Vielleicht war Kafka ein Seher, doch selbst, wenn er es nicht war, hatte er ein Gespür dafür, dass neben den Menschen die Situationen, die Umstände, die Automatismen, die Gewohnheiten bedeutungsvoller sein können, als wir es uns vorstellen können und als wir es gerne hätten. Es gibt sie also, die kafkaesken Situationen, in die jeder aktiv lebende Mensch unvermittelt und unverhofft kommen kann. Und was dann kommt, ist vielleicht etwas, was einer pessimistischen Weltsicht oder einem Gefühl von Ohnmacht gleichkommt. Es geht dann um die Frage, wie bin ich hier hineingekommen und wie komme ich hier jemals wieder heraus. Die Hilflosigkeit seiner Figuren drückt aus, was wir heute nicht nur fiktiv beschrieben, sondern auch in soziokulturellen Studien realiter bestätigt bekommen: Es gibt wenig Gründe für Optimismus, wir lernen möglicherweise nicht aus Fehlern oder aus der Geschichte. Vielleicht sind wir verdammt dazu, dasselbe und immer wieder dasselbe noch einmal zu durchleben und zu durchleiden.
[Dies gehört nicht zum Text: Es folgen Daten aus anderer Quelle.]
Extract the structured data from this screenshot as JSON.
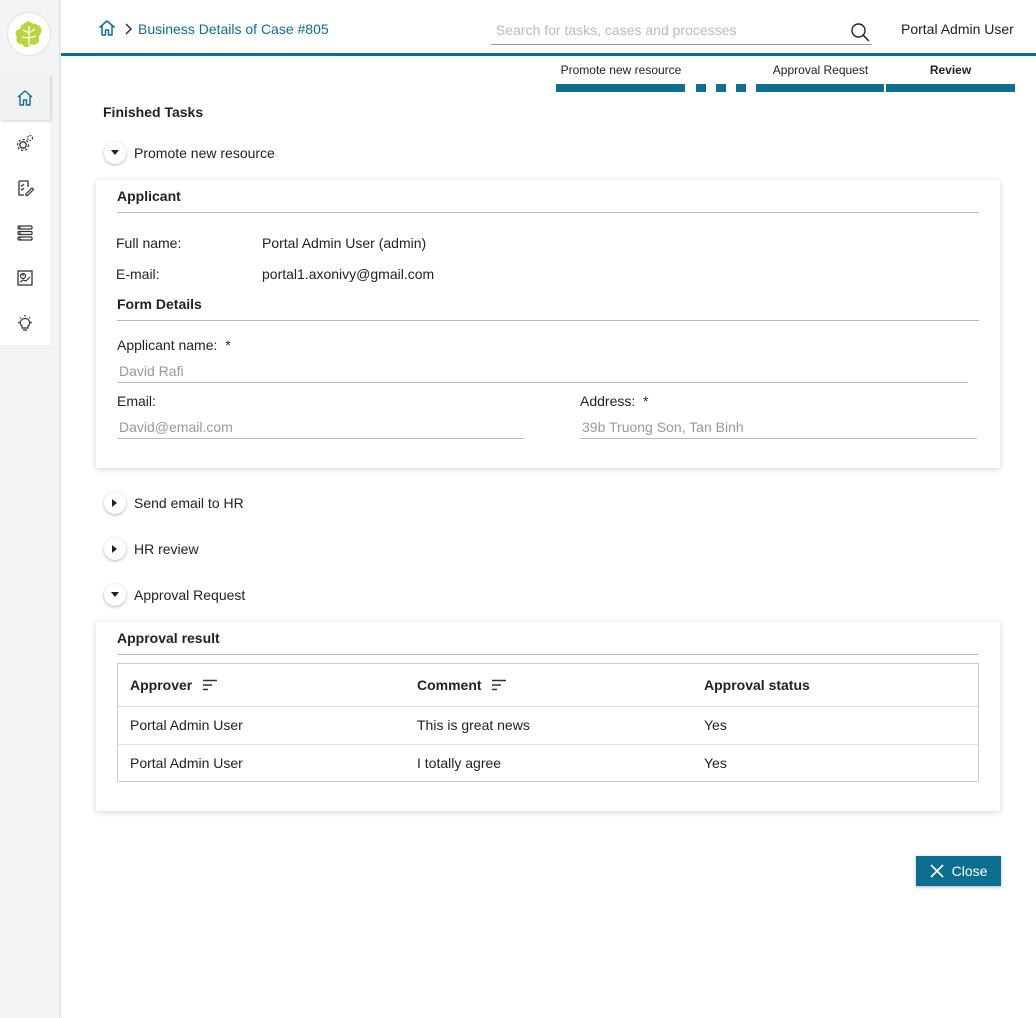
{
  "header": {
    "breadcrumb_title": "Business Details of Case #805",
    "search_placeholder": "Search for tasks, cases and processes",
    "user_name": "Portal Admin User"
  },
  "stepper": {
    "steps": [
      "Promote new resource",
      "Approval Request",
      "Review"
    ]
  },
  "main": {
    "section_title": "Finished Tasks",
    "tasks": [
      {
        "label": "Promote new resource",
        "expanded": true
      },
      {
        "label": "Send email to HR",
        "expanded": false
      },
      {
        "label": "HR review",
        "expanded": false
      },
      {
        "label": "Approval Request",
        "expanded": true
      }
    ],
    "applicant_card": {
      "applicant_title": "Applicant",
      "full_name_label": "Full name:",
      "full_name_value": "Portal Admin User (admin)",
      "email_label": "E-mail:",
      "email_value": "portal1.axonivy@gmail.com",
      "form_details_title": "Form Details",
      "applicant_name_label": "Applicant name:",
      "applicant_name_value": "David Rafi",
      "email_field_label": "Email:",
      "email_field_value": "David@email.com",
      "address_label": "Address:",
      "address_value": "39b Truong Son, Tan Binh",
      "required_mark": "*"
    },
    "approval_card": {
      "title": "Approval result",
      "columns": [
        "Approver",
        "Comment",
        "Approval status"
      ],
      "rows": [
        [
          "Portal Admin User",
          "This is great news",
          "Yes"
        ],
        [
          "Portal Admin User",
          "I totally agree",
          "Yes"
        ]
      ]
    },
    "close_label": "Close"
  },
  "colors": {
    "accent": "#0c6f91"
  }
}
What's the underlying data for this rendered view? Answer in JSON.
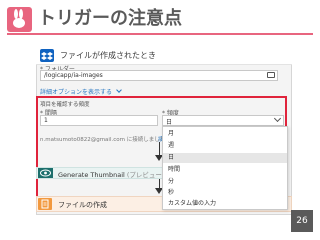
{
  "slide": {
    "title": "トリガーの注意点",
    "page_number": "26",
    "accent_color": "#e8657f"
  },
  "trigger": {
    "title": "ファイルが作成されたとき",
    "folder_label": "* フォルダー",
    "folder_value": "/logicapp/ia-images",
    "advanced_options_label": "詳細オプションを表示する",
    "check_section_label": "項目を確認する頻度",
    "interval_label": "* 間隔",
    "interval_value": "1",
    "frequency_label": "* 頻度",
    "frequency_value": "日",
    "connection_text": "n.matsumoto0822@gmail.com に接続しました。",
    "change_connection_label": "接続"
  },
  "frequency_dropdown": {
    "options": [
      "月",
      "週",
      "日",
      "時間",
      "分",
      "秒",
      "カスタム値の入力"
    ],
    "selected": "日"
  },
  "actions": [
    {
      "title": "Generate Thumbnail",
      "subtitle": "(プレビュー)"
    },
    {
      "title": "ファイルの作成"
    }
  ],
  "colors": {
    "highlight_border": "#e0233b",
    "dropbox": "#0f62c0",
    "cognitive_services": "#1c6f6c",
    "file_action": "#f2993f",
    "link": "#2b79c2"
  },
  "icons": {
    "logo": "rabbit-logo-icon",
    "dropbox": "dropbox-icon",
    "folder": "folder-icon",
    "cognitive": "eye-icon",
    "file": "file-icon"
  }
}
Weitermachen statt aufgeben
Um persönlich nicht ganz übel abzurutschen, können wir uns an Kafka orientieren. Auch er machte weiter, so lange, bis er den Kampf gegen seine Krankheit verlor. „Aufgeben ist keine Option“, sagte sein Schriftstellerkollege Erich Kästner, der ihm vielleicht in den 20er-Jahren in Berlin begegnete, vielleicht im Romanischen Café. Vielleicht bewunderten sie dort die Schönheit von Mascha Kaléko oder erfreuten sich an ihren heiteren Versen jener Tage. Damals wie heute gibt es genügend Gründe, am Leben zu zweifeln, doch bis zum Ver-Zweifeln lässt sich die Zeit noch produktiv nutzen. Denn es gibt viel zu tun in unserer heutigen Zeit und Welt!